Damit verletzte das Appellationsgericht das Replikrecht des Beschwerdeführers. Eine Heilung dieses Verfahrensmangels im bundesgerichtlichen Verfahren fällt nur schon deshalb ausser Betracht, weil das Bundesgericht jedenfalls in tatsächlicher Hinsicht nicht über volle Kognition verfügt (vgl. Art. 105 Abs. 2 BGG) und tatsächliche Gesichtspunkte hier massgeblich sein könnten (E. 4.3).

Obergericht AG – BGer 6B_1101/2017 vom 30.05.2018:

Die Begründung ist insbesondere mangelhaft, wenn der angefochtene Entscheid jene tatsächlichen Feststellungen nicht trifft, die zur Überprüfung des eidgenössischen Rechts notwendig sind oder wenn die rechtliche Begründung des angefochtenen Entscheids so lückenhaft oder unvollständig ist, dass nicht geprüft werden kann, wie das eidgenössische Recht angewendet wurde. Die Begründung ist ferner mangelhaft, wenn einzelne Tatbestandsmerkmale, die für die Subsumtion unter eine gesetzliche Norm von Bedeutung sind, von der Vorinstanz nicht oder nicht genügend abgeklärt wurden (…)  [E. 5.4.4].

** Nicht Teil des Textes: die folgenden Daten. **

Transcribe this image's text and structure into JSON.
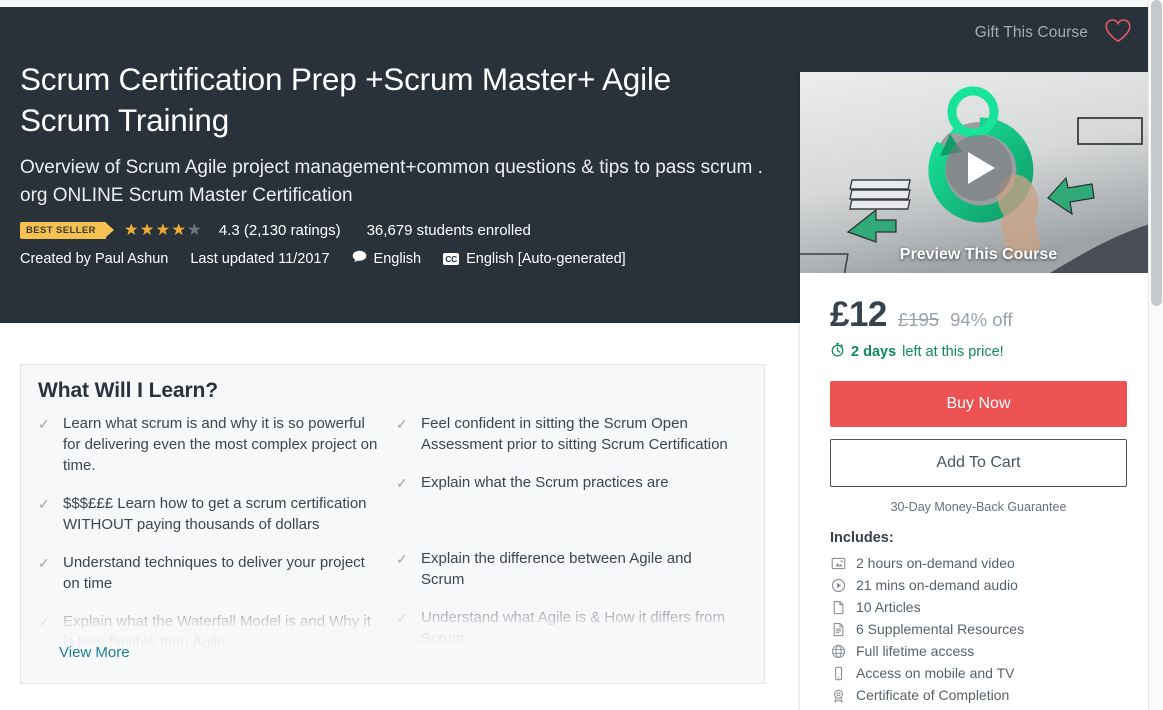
{
  "header": {
    "gift_label": "Gift This Course",
    "wishlist_icon": "heart-icon",
    "title": "Scrum Certification Prep +Scrum Master+ Agile Scrum Training",
    "subtitle": "Overview of Scrum Agile project management+common questions & tips to pass scrum . org ONLINE Scrum Master Certification",
    "badge": "BEST SELLER",
    "rating_value": "4.3",
    "rating_text": "4.3 (2,130 ratings)",
    "rating_count": "2,130 ratings",
    "stars_filled": 4,
    "stars_total": 5,
    "students": "36,679 students enrolled",
    "created_by": "Created by Paul Ashun",
    "last_updated": "Last updated 11/2017",
    "language": "English",
    "captions": "English [Auto-generated]",
    "caption_badge": "CC",
    "background_color": "#29313b"
  },
  "sidebar": {
    "preview_label": "Preview This Course",
    "play_icon": "play-icon",
    "price_current": "£12",
    "price_old": "£195",
    "discount": "94% off",
    "timer_icon": "stopwatch-icon",
    "timer_bold": "2 days",
    "timer_rest": " left at this price!",
    "buy_label": "Buy Now",
    "cart_label": "Add To Cart",
    "guarantee": "30-Day Money-Back Guarantee",
    "includes_title": "Includes:",
    "buy_color": "#ec5252",
    "timer_color": "#108a5a",
    "includes": [
      {
        "icon": "video-icon",
        "label": "2 hours on-demand video"
      },
      {
        "icon": "audio-play-icon",
        "label": "21 mins on-demand audio"
      },
      {
        "icon": "article-page-icon",
        "label": "10 Articles"
      },
      {
        "icon": "document-lines-icon",
        "label": "6 Supplemental Resources"
      },
      {
        "icon": "globe-icon",
        "label": "Full lifetime access"
      },
      {
        "icon": "mobile-icon",
        "label": "Access on mobile and TV"
      },
      {
        "icon": "certificate-icon",
        "label": "Certificate of Completion"
      }
    ]
  },
  "learn": {
    "title": "What Will I Learn?",
    "view_more": "View More",
    "view_more_color": "#1e7e95",
    "left_items": [
      "Learn what scrum is and why it is so powerful for delivering even the most complex project on time.",
      "$$$£££ Learn how to get a scrum certification WITHOUT paying thousands of dollars",
      "Understand techniques to deliver your project on time",
      "Explain what the Waterfall Model is and Why it is less flexible than Agile"
    ],
    "right_items": [
      "Feel confident in sitting the Scrum Open Assessment prior to sitting Scrum Certification",
      "Explain what the Scrum practices are",
      "Explain the difference between Agile and Scrum",
      "Understand what Agile is & How it differs from Scrum"
    ]
  }
}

Obergericht ZH – BGer 6B_748/2017 vom 30.05.2018 (Fünferbesetzung): Das Bundesgericht heisst die Beschwerde in Bezug auf jede einzelne Rüge gut und kassiert die Verurteilung wegen

  • Mehrfacher Verletzung des Anklageprinzips (E. 2.4.3, E. 2.5.2, E. 3.3, E. 4.3) und
  • bundesrechtswidriger Anwendung von Art. 146 StGB (Arglist durch schriftliche Lüge, E. 1.5)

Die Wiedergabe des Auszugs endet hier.